Friday, April 25, 2014

The first questions

Washington -- the first president?

There's a deceptively sensible claim going around the web: Washington wasn't really the first president, because someone had to be president during the Revolutionary War, right? Well, no. Someone should have been president, but under the Articles of Confederation, which we used from 1781 to 1788, there was no strong executive branch, and barely anything at all worthy of the name. There was the title "President of the United States in Congress Assembled", but that job consisted of presiding over Congress itself, and lasted for only one year. No official before George Washington had the title of President of the United States, the responsibilities, or the powers. Claiming that Hancock (the most famous of the Congressional presidents) or Peyton Randolph (the first one) was President is inaccurate, using the strict interpretation of the word, and flat-out wrong, with the common understanding thereof.

State of Franklin

With the proposed division of California in the news, not that it's going to happen, some of the other proposed states come to mind. Franklin, for example, was made up of a western chunk of North Carolina, which was offered by the state to the federal government to pay for Revolutionary war debts. The arrangement got messed up, as was not uncommon in the days before we really got the country running smoothly and there was any way to communicate across great distance efficiently. Pretty soon, the residents of the region proposed that it become its own state, and named it in honor of Ben Franklin. They got fairly well organized, with leadership of the legislature and a governor elected, but when the Continental Congress couldn't muster a 2/3 majority vote to admit Frankland (as it was initially called), that was the beginning of the end. Raleigh got its act together and told the Franklinites that it wasn't going to happen, and eventually the area was ceded for good, and in 1796 became eastern Tennessee.

one vote matters?

Really, does one vote matter?
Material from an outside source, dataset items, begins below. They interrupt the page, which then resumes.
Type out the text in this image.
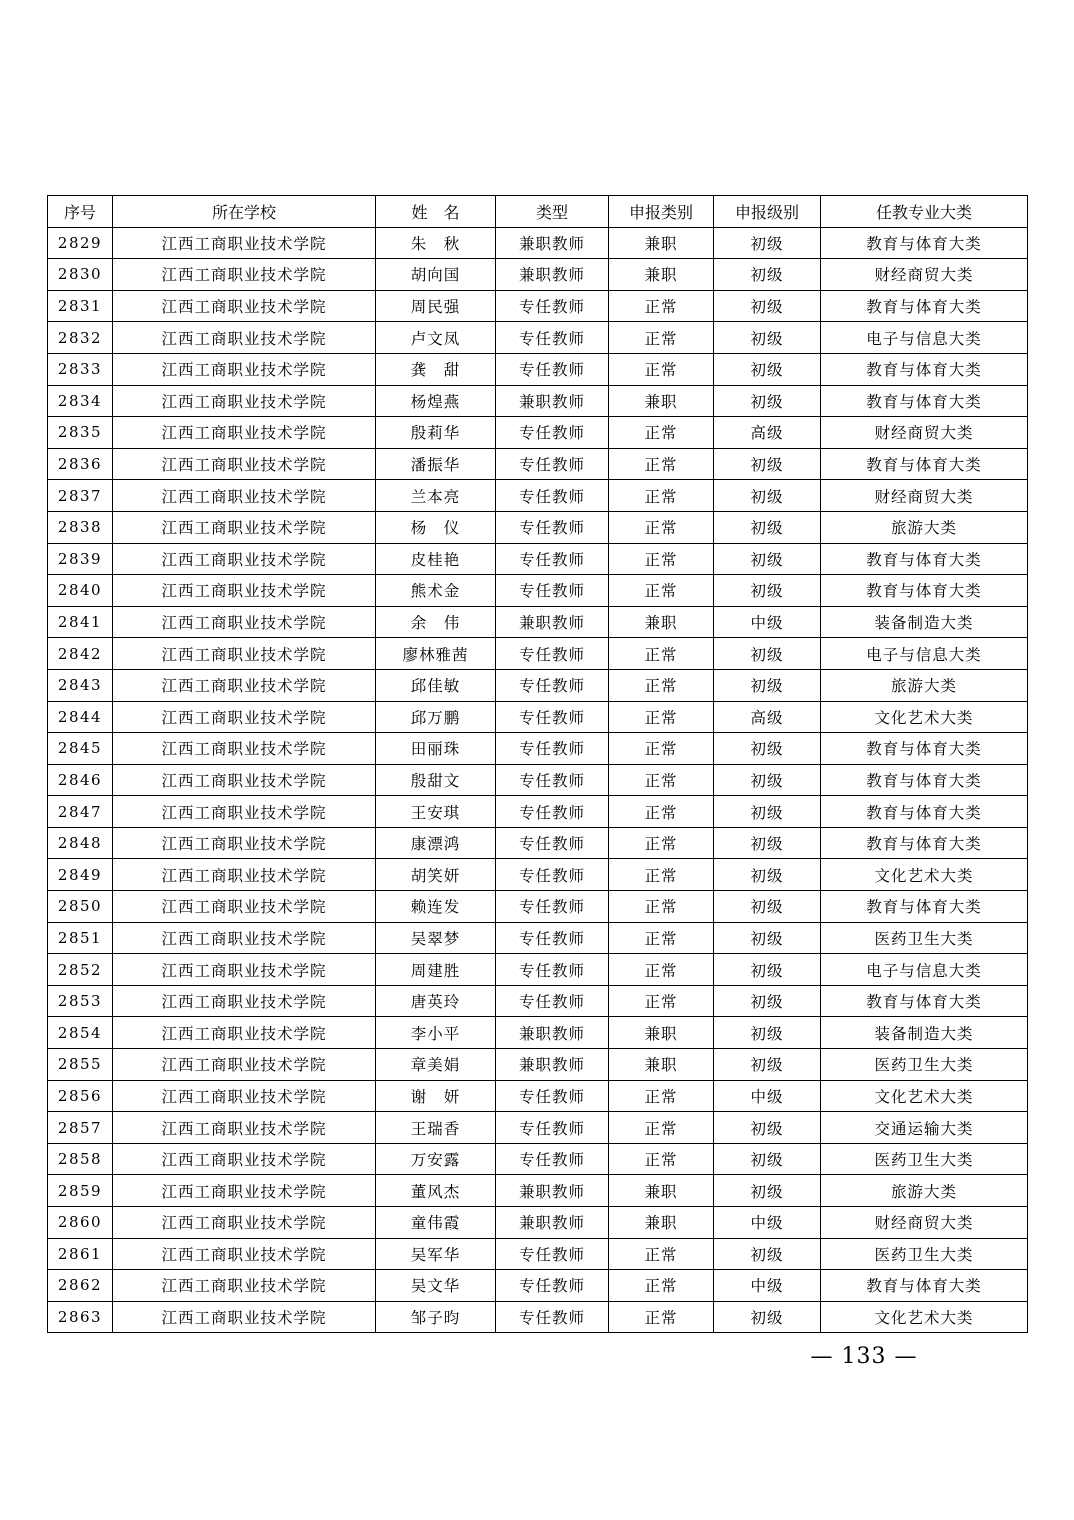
序号	所在学校	姓　名	类型	申报类别	申报级别	任教专业大类
2829	江西工商职业技术学院	朱　秋	兼职教师	兼职	初级	教育与体育大类
2830	江西工商职业技术学院	胡向国	兼职教师	兼职	初级	财经商贸大类
2831	江西工商职业技术学院	周民强	专任教师	正常	初级	教育与体育大类
2832	江西工商职业技术学院	卢文凤	专任教师	正常	初级	电子与信息大类
2833	江西工商职业技术学院	龚　甜	专任教师	正常	初级	教育与体育大类
2834	江西工商职业技术学院	杨煌燕	兼职教师	兼职	初级	教育与体育大类
2835	江西工商职业技术学院	殷莉华	专任教师	正常	高级	财经商贸大类
2836	江西工商职业技术学院	潘振华	专任教师	正常	初级	教育与体育大类
2837	江西工商职业技术学院	兰本亮	专任教师	正常	初级	财经商贸大类
2838	江西工商职业技术学院	杨　仪	专任教师	正常	初级	旅游大类
2839	江西工商职业技术学院	皮桂艳	专任教师	正常	初级	教育与体育大类
2840	江西工商职业技术学院	熊术金	专任教师	正常	初级	教育与体育大类
2841	江西工商职业技术学院	余　伟	兼职教师	兼职	中级	装备制造大类
2842	江西工商职业技术学院	廖林雅茜	专任教师	正常	初级	电子与信息大类
2843	江西工商职业技术学院	邱佳敏	专任教师	正常	初级	旅游大类
2844	江西工商职业技术学院	邱万鹏	专任教师	正常	高级	文化艺术大类
2845	江西工商职业技术学院	田丽珠	专任教师	正常	初级	教育与体育大类
2846	江西工商职业技术学院	殷甜文	专任教师	正常	初级	教育与体育大类
2847	江西工商职业技术学院	王安琪	专任教师	正常	初级	教育与体育大类
2848	江西工商职业技术学院	康漂鸿	专任教师	正常	初级	教育与体育大类
2849	江西工商职业技术学院	胡笑妍	专任教师	正常	初级	文化艺术大类
2850	江西工商职业技术学院	赖连发	专任教师	正常	初级	教育与体育大类
2851	江西工商职业技术学院	吴翠梦	专任教师	正常	初级	医药卫生大类
2852	江西工商职业技术学院	周建胜	专任教师	正常	初级	电子与信息大类
2853	江西工商职业技术学院	唐英玲	专任教师	正常	初级	教育与体育大类
2854	江西工商职业技术学院	李小平	兼职教师	兼职	初级	装备制造大类
2855	江西工商职业技术学院	章美娟	兼职教师	兼职	初级	医药卫生大类
2856	江西工商职业技术学院	谢　妍	专任教师	正常	中级	文化艺术大类
2857	江西工商职业技术学院	王瑞香	专任教师	正常	初级	交通运输大类
2858	江西工商职业技术学院	万安露	专任教师	正常	初级	医药卫生大类
2859	江西工商职业技术学院	董风杰	兼职教师	兼职	初级	旅游大类
2860	江西工商职业技术学院	童伟霞	兼职教师	兼职	中级	财经商贸大类
2861	江西工商职业技术学院	吴军华	专任教师	正常	初级	医药卫生大类
2862	江西工商职业技术学院	吴文华	专任教师	正常	中级	教育与体育大类
2863	江西工商职业技术学院	邹子昀	专任教师	正常	初级	文化艺术大类
— 133 —
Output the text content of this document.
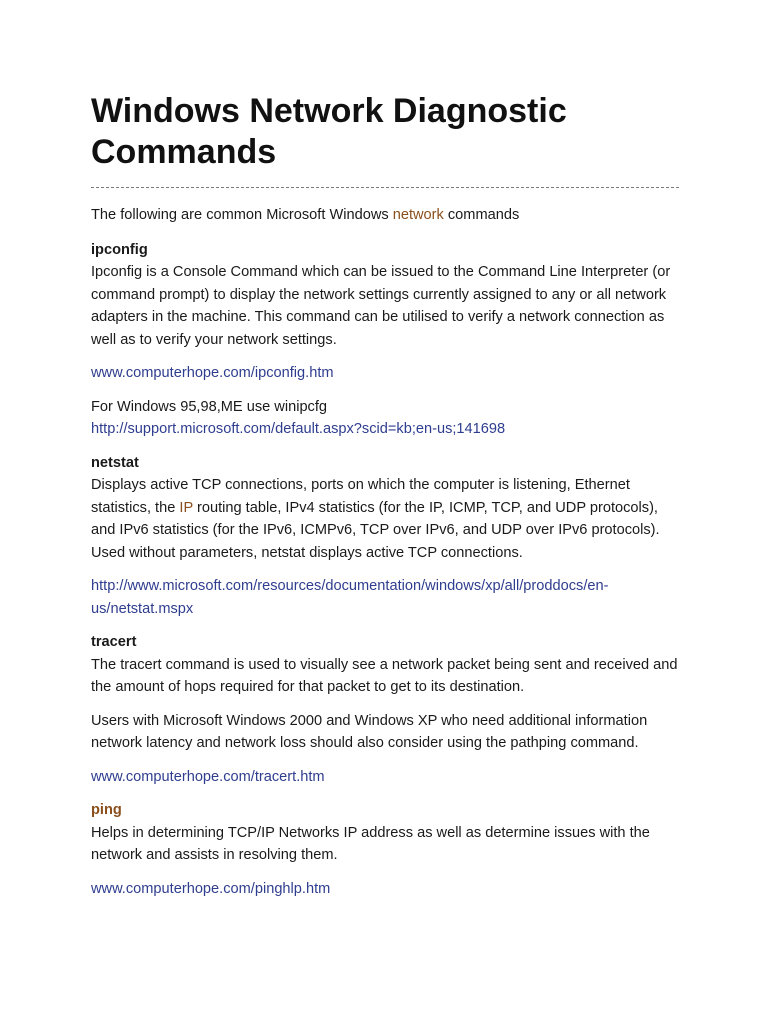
Windows Network Diagnostic Commands

The following are common Microsoft Windows network commands

ipconfig

Ipconfig is a Console Command which can be issued to the Command Line Interpreter (or command prompt) to display the network settings currently assigned to any or all network adapters in the machine. This command can be utilised to verify a network connection as well as to verify your network settings.

www.computerhope.com/ipconfig.htm

For Windows 95,98,ME use winipcfg

http://support.microsoft.com/default.aspx?scid=kb;en-us;141698

netstat

Displays active TCP connections, ports on which the computer is listening, Ethernet statistics, the IP routing table, IPv4 statistics (for the IP, ICMP, TCP, and UDP protocols), and IPv6 statistics (for the IPv6, ICMPv6, TCP over IPv6, and UDP over IPv6 protocols). Used without parameters, netstat displays active TCP connections.

http://www.microsoft.com/resources/documentation/windows/xp/all/proddocs/en-us/netstat.mspx

tracert

The tracert command is used to visually see a network packet being sent and received and the amount of hops required for that packet to get to its destination.

Users with Microsoft Windows 2000 and Windows XP who need additional information network latency and network loss should also consider using the pathping command.

www.computerhope.com/tracert.htm

ping

Helps in determining TCP/IP Networks IP address as well as determine issues with the network and assists in resolving them.

www.computerhope.com/pinghlp.htm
After all, even in most town council races you have a few hundred being cast, and for the House of Representatives, you could easily have two hundred thousand. And yeah, statistically, one vote is extremely unlikely to be the difference between two candidates. Even a family would be hard-pressed to push someone over the top. One vote is a very small thing. So is one pint of blood donated, one child fed, housed, and clothed, one plastic bottle recycled, one tree planted. Voting is how we make democracy, and it takes a lot of people to do it.

Lame ducks

The term "lame duck" originally came from English finance in the 18th century, used to describe a stockbroker who defaulted on his debts. It took a while to come across the pond, but soon came to refer to a politician who was nearing the end of his last term, by either defeat or retirement. While a new Congress is elected in November of every even year, until 1933 they would take the oath of office in March, and the old Congress, sometimes with a different party in power, would nevertheless sit from December to February. That was and still is called a lame-duck session. Presidents are typically referred to as lame ducks after their second midterm, since there will be no more elections affecting their job. And yes, it is kind of a silly name, but there's a lot sillier than that in the world of politics.